The way Michael “Pinball” Clemons explains it, building a winning CFL team is a little like baking a cake.
You have ingredients like flour, eggs, butter, sugar, and milk. But the secret to success lays in knowing how much of each to use and the proper baking temperature.
“It’s our job to make sure the cake rises,” said the Toronto Argonauts’ general manager. “The ingredients are not pre-determined. We try to allow them to work that out on the field.
“Some people who you think are going to make the cake, make it flat. They maybe didn’t have the same expectations to make it rise.”
The Argos have been searching for the winning ingredients on the free-agent market this year, signing CFL veterans like Cameron Judge, Nick Arbuckle, Charleston Hughes, Odell Willis, Cordarro Law, John White, Eric Rogers, DaVaris Daniels and Juwan Brescacin.
They’ve also stocked up on former high NFL picks like defensive linemen Shane Ray (selected 23rd overall by Denver in 2015), Eli Harold (79th overall by San Francisco in 2015), and Kony Ealy (60th overall by Carolina in 2014), as well as receivers Kendall Wright (20th overall by Tennessee in 2012) and Martavis Bryant (118th overall by Pittsburgh in 2014).
Clemons said the Argos weren’t swayed by the players’ NFL pedigrees.
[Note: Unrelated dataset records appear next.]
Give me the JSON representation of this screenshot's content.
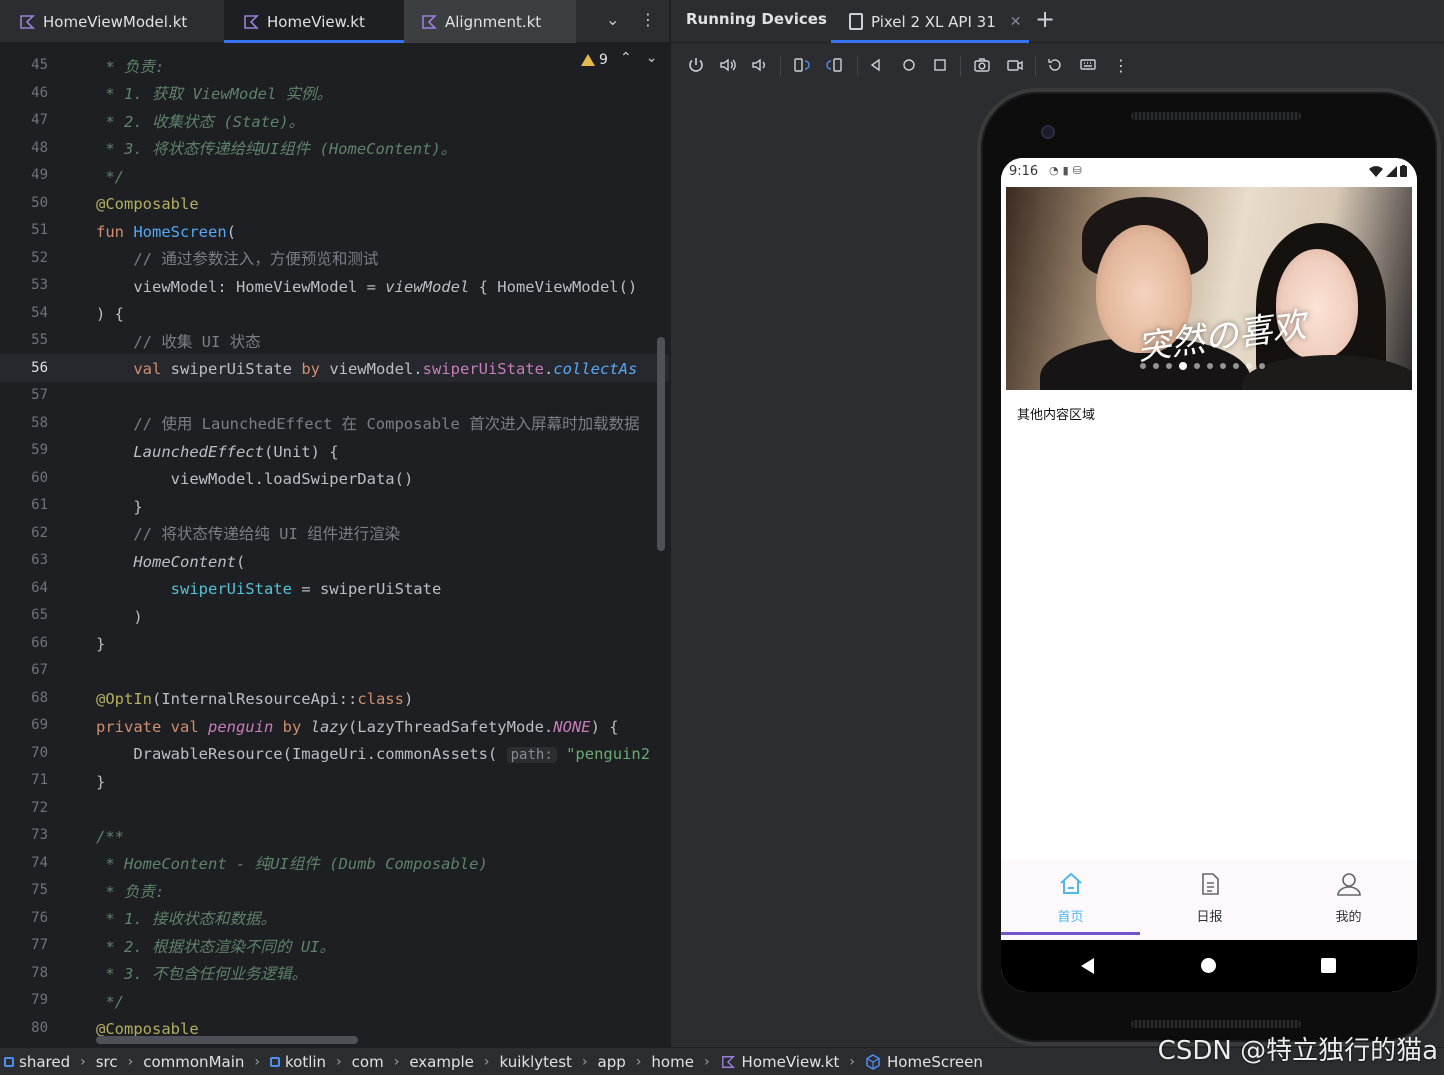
{
  "editor": {
    "tabs": [
      {
        "label": "HomeViewModel.kt"
      },
      {
        "label": "HomeView.kt"
      },
      {
        "label": "Alignment.kt"
      }
    ],
    "warnings_count": "9",
    "gutter": [
      "45",
      "46",
      "47",
      "48",
      "49",
      "50",
      "51",
      "52",
      "53",
      "54",
      "55",
      "56",
      "57",
      "58",
      "59",
      "60",
      "61",
      "62",
      "63",
      "64",
      "65",
      "66",
      "67",
      "68",
      "69",
      "70",
      "71",
      "72",
      "73",
      "74",
      "75",
      "76",
      "77",
      "78",
      "79",
      "80"
    ],
    "current_line": "56",
    "lines": {
      "l45": " * 负责:",
      "l46": " * 1. 获取 ViewModel 实例。",
      "l47": " * 2. 收集状态 (State)。",
      "l48": " * 3. 将状态传递给纯UI组件 (HomeContent)。",
      "l49": " */",
      "l50": "@Composable",
      "l51_kw": "fun ",
      "l51_fn": "HomeScreen",
      "l51_rest": "(",
      "l52": "    // 通过参数注入，方便预览和测试",
      "l53_a": "    viewModel: HomeViewModel = ",
      "l53_b": "viewModel",
      "l53_c": " { HomeViewModel()",
      "l54": ") {",
      "l55": "    // 收集 UI 状态",
      "l56_kw": "    val ",
      "l56_a": "swiperUiState ",
      "l56_by": "by ",
      "l56_b": "viewModel.",
      "l56_prop": "swiperUiState",
      "l56_dot": ".",
      "l56_call": "collectAs",
      "l58": "    // 使用 LaunchedEffect 在 Composable 首次进入屏幕时加载数据",
      "l59_a": "    ",
      "l59_fn": "LaunchedEffect",
      "l59_b": "(Unit) {",
      "l60": "        viewModel.loadSwiperData()",
      "l61": "    }",
      "l62": "    // 将状态传递给纯 UI 组件进行渲染",
      "l63_a": "    ",
      "l63_fn": "HomeContent",
      "l63_b": "(",
      "l64_a": "        ",
      "l64_param": "swiperUiState",
      "l64_b": " = swiperUiState",
      "l65": "    )",
      "l66": "}",
      "l68_ann": "@OptIn",
      "l68_b": "(InternalResourceApi::",
      "l68_kw": "class",
      "l68_c": ")",
      "l69_kw": "private val ",
      "l69_prop": "penguin",
      "l69_by": " by ",
      "l69_fn": "lazy",
      "l69_b": "(LazyThreadSafetyMode.",
      "l69_const": "NONE",
      "l69_c": ") {",
      "l70_a": "    DrawableResource(ImageUri.commonAssets( ",
      "l70_hint": "path:",
      "l70_str": " \"penguin2",
      "l71": "}",
      "l73": "/**",
      "l74": " * HomeContent - 纯UI组件 (Dumb Composable)",
      "l75": " * 负责:",
      "l76": " * 1. 接收状态和数据。",
      "l77": " * 2. 根据状态渲染不同的 UI。",
      "l78": " * 3. 不包含任何业务逻辑。",
      "l79": " */",
      "l80": "@Composable"
    }
  },
  "devices": {
    "title": "Running Devices",
    "device_tab": "Pixel 2 XL API 31",
    "toolbar_icons": [
      "power-icon",
      "volume-up-icon",
      "volume-down-icon",
      "rotate-left-icon",
      "rotate-right-icon",
      "back-icon",
      "home-icon",
      "overview-icon",
      "screenshot-icon",
      "screen-record-icon",
      "reset-icon",
      "keyboard-icon",
      "more-icon"
    ]
  },
  "app": {
    "status_time": "9:16",
    "banner_title": "突然の喜欢",
    "banner_dot_count": 10,
    "banner_active_dot": 3,
    "content_text": "其他内容区域",
    "nav": [
      {
        "label": "首页",
        "icon": "home-icon",
        "active": true
      },
      {
        "label": "日报",
        "icon": "document-icon",
        "active": false
      },
      {
        "label": "我的",
        "icon": "profile-icon",
        "active": false
      }
    ],
    "accent_color": "#4fb8e8",
    "indicator_color": "#7155c9"
  },
  "breadcrumb": [
    "shared",
    "src",
    "commonMain",
    "kotlin",
    "com",
    "example",
    "kuiklytest",
    "app",
    "home",
    "HomeView.kt",
    "HomeScreen"
  ],
  "watermark": "CSDN @特立独行的猫a"
}
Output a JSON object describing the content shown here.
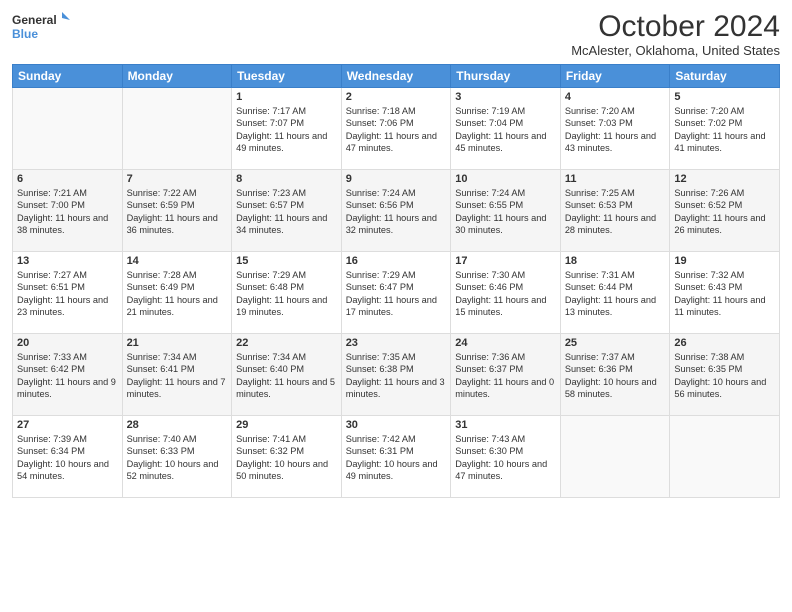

They were signed because they fill a need.
“We haven’t built the team saying these draft choices are going to win us the Grey Cup,” he said. “We built the team putting the building blocks in place. They happen to be first-rounders, but they are players that we think can augment our team, in one way or the other.”
No one comes to camp assured of a job.
“We blend some young guys who may prove to be better than those older NFL guys and then we let them compete,” said Clemons. “That’s what training camp is for.
“In football, because of the variety, the number of players, the number of injuries, guys are more likely to get an opportunity, guys who you don’t know about. That makes it interesting and it makes for some great stories.”
Clemons has some history dealing with first-round NFL picks. In 2004, he was head coach of a Toronto team that featured players like wide receiver Andre Rison, a first-round pick of the Indianapolis Colts in 1989, along with running back John Avery — picked 29thoverall by Miami in 1998 — and defensive back Kenny Wheaton, a third-round pick by Dallas in 1997.
The Argos finished second in the East with a 10-7-1 record that year. Toronto then beat Hamilton and Montreal in the playoffs before upsetting the BC Lions to win the Grey Cup.